From the front cover:
"As Christopher Lloyd demonstrates in this illuinating study, the sheer volume and variety of the artist's works on paper, in addition to the singular importance Degas accorded the act of drawing itself, allows his stylistic evolution to be recounted through a examination of his drawings and pastels alone. Following a broadly chronological approach while setting Degas within the culture context of his times.

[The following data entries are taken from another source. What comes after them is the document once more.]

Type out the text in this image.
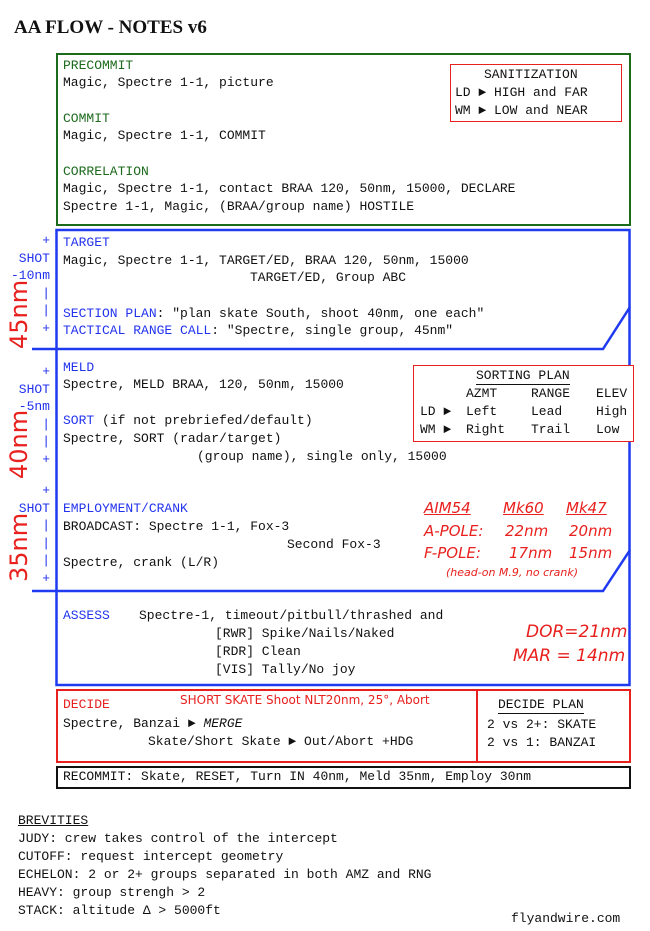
AA FLOW - NOTES v6
PRECOMMIT
Magic, Spectre 1-1, picture
COMMIT
Magic, Spectre 1-1, COMMIT
CORRELATION
Magic, Spectre 1-1, contact BRAA 120, 50nm, 15000, DECLARE
Spectre 1-1, Magic, (BRAA/group name) HOSTILE
SANITIZATION
LD ► HIGH and FAR
WM ► LOW and NEAR
TARGET
Magic, Spectre 1-1, TARGET/ED, BRAA 120, 50nm, 15000
TARGET/ED, Group ABC
SECTION PLAN: "plan skate South, shoot 40nm, one each"
TACTICAL RANGE CALL: "Spectre, single group, 45nm"
+
SHOT
-10nm
|
|
+
45nm
MELD
Spectre, MELD BRAA, 120, 50nm, 15000
SORT (if not prebriefed/default)
Spectre, SORT (radar/target)
(group name), single only, 15000
+
SHOT
-5nm
|
|
+
40nm
SORTING PLAN
AZMT	RANGE ELEV
LD ► Left	Lead	High
WM ► Right Trail Low
EMPLOYMENT/CRANK
BROADCAST: Spectre 1-1, Fox-3
Second Fox-3
Spectre, crank (L/R)
+
SHOT
|
|
|
+
35nm
AIM54 Mk60 Mk47
A-POLE: 22nm 20nm
F-POLE: 17nm 15nm
(head-on M.9, no crank)
ASSESS Spectre-1, timeout/pitbull/thrashed and
[RWR] Spike/Nails/Naked
[RDR] Clean
[VIS] Tally/No joy
DOR=21nm
MAR = 14nm
DECIDE	SHORT SKATE Shoot NLT20nm, 25°, Abort
Spectre, Banzai ► MERGE
Skate/Short Skate ► Out/Abort +HDG
DECIDE PLAN
2 vs 2+: SKATE
2 vs 1: BANZAI
RECOMMIT: Skate, RESET, Turn IN 40nm, Meld 35nm, Employ 30nm
BREVITIES
JUDY: crew takes control of the intercept
CUTOFF: request intercept geometry
ECHELON: 2 or 2+ groups separated in both AMZ and RNG
HEAVY: group strengh > 2
STACK: altitude Δ > 5000ft
flyandwire.com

"Including his relationship with Impressionism, Lloyd combines a general account of the artist's life with a close scrutiny of various subject areas, from the iconic images of dancers -- which form over half of Degas's oeuvre -- to nudes, laundresses, milliners, and the less well-known racehorse and landscape drawings.
"The entire career is presented: the early study of Ingres and Delacroix, the conventional youthful drawings, and the historical works of the early 1860s, followed by the shift to the modern subjects and stylistic concerns that would occupy Degas for the rest of his career."
Author Christopher Lloyd worked at the Ashmolean Museum in Oxford from 1968 to 1988, combining curaorial duties with teaching and was surveyor of The Queen's Pictures in the British Royal Collection from 1988 to 2005. He has curated numerous exhibitions worldwide and published extensively on Western art.
The Romanov Sisters -- The Lost Lives of the Daughters of Nicholas and Alexandra by Helen Rappaport, St. Martin's Press '14, stated First U.S. Edition, First Printing. $27.99, 492 pages, ASIN #1250020204. Index, bibliography, notes, grouping of b&w glossy images.
From the dust jacket:
"Helen Rappaport brings the four daughters of the last tsar to life in their own words, illuminating the opulence of their doomed world and their courage as they faced a terrible end.
"They were the Princess Dianas of their day -- perhaps the most photographed and talked about royals in the early twentieth century. The four captivating Russian grand duchesses -- Olga, Tatiana, Maria, and Anastasia Romanova -- were much admired for their happy dispositions, their looks, the clothes they wore, and their privileged lifestyle.
"Over the years, the story of the four Romanov sisters and their tragic end in a basement at Ekaterinburg in 1918 has clouded our view of them, leading to a mass of sentimental and idealized hagiography. From a treasure trove of diaries and letters written by the grand duchesses to their friends and family, we learn that they were intelligent, sensitive, and perceptive witnesses to the dark turmoil within their immediate family and the ominous approach of the Russian Revolution, the nightmare that would sweep their world away, and them along with it."
Author Helen Rappaport studied Russian at Leeds University and specializes in Imperial Russian history and the reign of Queen Victoria. She lives in Dorset.